The new strategy, based on AI algorithms and feature selection driven by GALGO, was successful in identifying potential COVID-19 biomarkers to predict different outcomes. The strategy also revealed the usefulness of complex data (such as those composed by metabolomics, immunologic, and clinical features) for non-severe forms of the disease, while for the worst scenarios, the use of simpler data (clinical and demographic features) is preferable. This allowed the establishment of a workflow for patient stratification on hospital admission.

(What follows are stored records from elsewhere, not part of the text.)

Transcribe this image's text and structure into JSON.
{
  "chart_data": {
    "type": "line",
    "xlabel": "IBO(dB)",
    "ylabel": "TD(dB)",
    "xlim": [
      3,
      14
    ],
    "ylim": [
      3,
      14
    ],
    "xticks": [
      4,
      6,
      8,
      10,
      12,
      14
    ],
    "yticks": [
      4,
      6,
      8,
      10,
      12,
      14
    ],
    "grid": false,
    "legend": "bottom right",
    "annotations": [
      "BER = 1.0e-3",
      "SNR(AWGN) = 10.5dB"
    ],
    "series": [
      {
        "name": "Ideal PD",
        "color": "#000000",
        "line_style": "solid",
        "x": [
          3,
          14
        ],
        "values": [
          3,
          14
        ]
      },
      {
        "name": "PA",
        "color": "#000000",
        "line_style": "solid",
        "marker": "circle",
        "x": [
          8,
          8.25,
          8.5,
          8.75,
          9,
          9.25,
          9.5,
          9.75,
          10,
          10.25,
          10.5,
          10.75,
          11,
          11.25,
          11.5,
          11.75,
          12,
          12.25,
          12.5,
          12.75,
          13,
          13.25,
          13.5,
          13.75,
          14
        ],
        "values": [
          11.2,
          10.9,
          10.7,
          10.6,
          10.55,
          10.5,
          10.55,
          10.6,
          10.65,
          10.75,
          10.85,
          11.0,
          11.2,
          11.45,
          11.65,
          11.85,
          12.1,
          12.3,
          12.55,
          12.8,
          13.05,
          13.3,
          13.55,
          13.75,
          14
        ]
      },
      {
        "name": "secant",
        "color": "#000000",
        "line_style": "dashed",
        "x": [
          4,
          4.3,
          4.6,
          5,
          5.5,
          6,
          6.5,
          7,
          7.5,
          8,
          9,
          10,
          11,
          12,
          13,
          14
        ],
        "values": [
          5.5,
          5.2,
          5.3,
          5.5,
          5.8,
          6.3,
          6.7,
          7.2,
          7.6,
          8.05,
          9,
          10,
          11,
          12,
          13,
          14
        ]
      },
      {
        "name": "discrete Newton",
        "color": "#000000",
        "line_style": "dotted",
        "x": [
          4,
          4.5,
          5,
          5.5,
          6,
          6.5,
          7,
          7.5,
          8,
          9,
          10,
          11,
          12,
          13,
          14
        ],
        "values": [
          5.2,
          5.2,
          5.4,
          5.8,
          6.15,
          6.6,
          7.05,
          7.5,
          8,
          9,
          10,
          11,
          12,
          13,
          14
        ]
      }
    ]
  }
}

Differences in the selection of variables by the methods here employed can be attributable to the characteristics of each model. When the Box-Tidwell test was performed, only 60 variables had linearity with respect to a binary outcome. This means that the data presented here are complex and they are not linear. Therefore, ML algorithms are more adequate to analyze them. GALGO, by means of ranking stability, selects those variables that remain relevant after several cycles of testing. However, despite the differences in individual metabolites, classes and subclasses were similar both for ML or classical statistics approaches. Moreover, when the fold change was calculated for each variable selected by GALGO and PLS-DA, there were only minimal differences in the obtained values, which indicate that independently of the model selected, the behavior of the variable is the same.

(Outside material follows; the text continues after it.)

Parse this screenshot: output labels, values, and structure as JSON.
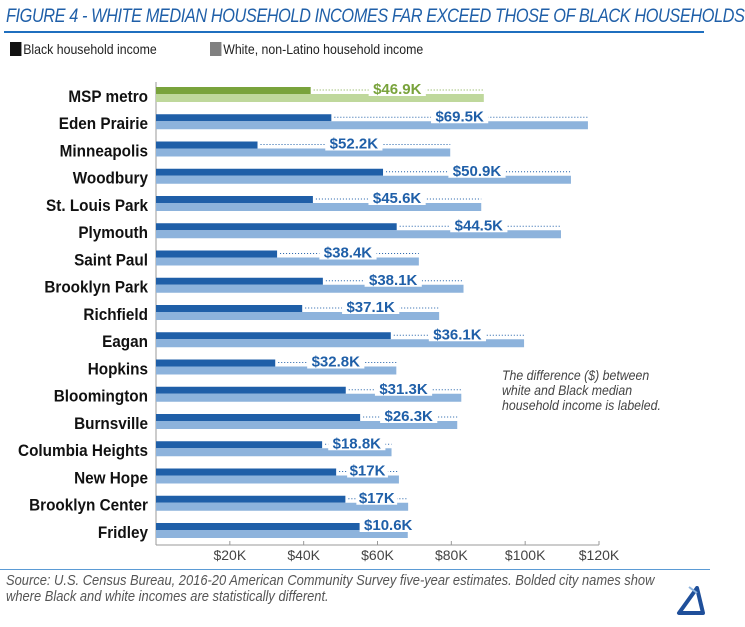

We recognize several limitations in our study. The sample size was limited, due to restrictions during the first epidemic wave. Traditional approaches for sample size estimation are not easily transferable to metabolic phenotyping studies, where it is not possible to know in advance what resulting variables will be obtained. It is often not known which, and how many, metabolite candidates will be of potential interest; therefore, estimation of the effect size will likely be inaccurate. To account for this limitation, we are proposing one model based on a GA (GALGO) that offers several advantages (in terms of visualization and performance), and it has been validated with classical statistical methods, as has been demonstrated here. Our work also has strengths. Here, we performed a validation with classical statistical approaches as well as an updated review of the involvement of the selected metabolites in COVID-19 diagnosis or prognosis. These approaches control for potential model overfitting and retain the biological relevance of the data to explain molecular alterations associated to COVID-19.